Now, is not one way to bind public and private interest together, to give the vote to the half of the race whose homemaking interest is affected directly and at innumerable points by governmental action? Home making, it can not be too often insisted, is no longer a purely private undertaking. Its impulse is private now as much as in the olden days when a woman's whole sphere of possible influence and activity was really bounded by the home. In modern times, however, it is by collective action that many home functions must be discharged. Schools and playgrounds, street cleaning, and garbage collection, pure-food laws, and board of health regulationsthese are but a few of the activities whereby the home is ministered to by the municipality, the State, and the Nation. Women as voters may be trusted to find this out and to use this new tool for promoting the well-being of husband and children. As citizens, they will be dealing with matters that make up the warp and woof of their private life.

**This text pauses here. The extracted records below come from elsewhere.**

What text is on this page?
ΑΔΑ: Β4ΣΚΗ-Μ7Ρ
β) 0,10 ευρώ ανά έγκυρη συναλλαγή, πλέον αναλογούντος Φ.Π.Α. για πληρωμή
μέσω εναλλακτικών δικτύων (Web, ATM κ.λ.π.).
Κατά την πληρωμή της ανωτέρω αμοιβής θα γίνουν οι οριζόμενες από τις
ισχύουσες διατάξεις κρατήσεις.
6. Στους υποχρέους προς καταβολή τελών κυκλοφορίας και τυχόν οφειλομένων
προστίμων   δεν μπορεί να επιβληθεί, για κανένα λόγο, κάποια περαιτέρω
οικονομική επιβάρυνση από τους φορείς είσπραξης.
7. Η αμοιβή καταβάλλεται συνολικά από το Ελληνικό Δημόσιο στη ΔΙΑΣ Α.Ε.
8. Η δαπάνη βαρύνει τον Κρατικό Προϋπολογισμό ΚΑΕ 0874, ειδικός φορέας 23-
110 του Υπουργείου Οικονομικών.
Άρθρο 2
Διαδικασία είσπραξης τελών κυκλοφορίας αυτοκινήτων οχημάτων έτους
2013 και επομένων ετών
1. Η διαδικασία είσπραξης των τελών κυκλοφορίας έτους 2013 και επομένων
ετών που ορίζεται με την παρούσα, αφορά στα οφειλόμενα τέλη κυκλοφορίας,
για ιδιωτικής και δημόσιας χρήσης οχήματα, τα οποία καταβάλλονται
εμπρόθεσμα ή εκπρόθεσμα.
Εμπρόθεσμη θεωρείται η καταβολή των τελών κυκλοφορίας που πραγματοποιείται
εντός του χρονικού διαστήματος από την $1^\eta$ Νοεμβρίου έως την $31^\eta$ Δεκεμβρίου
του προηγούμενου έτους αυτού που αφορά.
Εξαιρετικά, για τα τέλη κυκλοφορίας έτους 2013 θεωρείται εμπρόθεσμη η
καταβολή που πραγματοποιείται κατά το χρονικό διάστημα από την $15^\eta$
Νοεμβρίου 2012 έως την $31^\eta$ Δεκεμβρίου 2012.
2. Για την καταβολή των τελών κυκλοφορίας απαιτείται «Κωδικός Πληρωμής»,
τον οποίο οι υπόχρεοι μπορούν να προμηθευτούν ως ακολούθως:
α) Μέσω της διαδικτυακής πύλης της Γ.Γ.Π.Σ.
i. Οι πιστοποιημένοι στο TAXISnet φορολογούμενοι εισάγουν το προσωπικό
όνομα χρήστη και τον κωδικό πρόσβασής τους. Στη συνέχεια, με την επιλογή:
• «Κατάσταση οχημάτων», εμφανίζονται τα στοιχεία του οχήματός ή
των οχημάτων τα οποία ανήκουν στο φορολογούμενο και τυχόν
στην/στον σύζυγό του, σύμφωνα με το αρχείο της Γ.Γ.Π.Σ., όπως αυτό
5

This intimate relation between the public and the private applies especially to the industrial classes whose civic consciousness it is so important to awaken. The propertied class can buy immunity from the worst penalties of bad government. For working people there is no escape. Their children must attend the public school; they must play in the streets unless public playgrounds are provided; they must drink common water and common milk; they are exposed to all the diseases which the board of health fails to control. And it is not fantastic to expect the average home-loving women may grow to understand this when political responsibility is laid upon them.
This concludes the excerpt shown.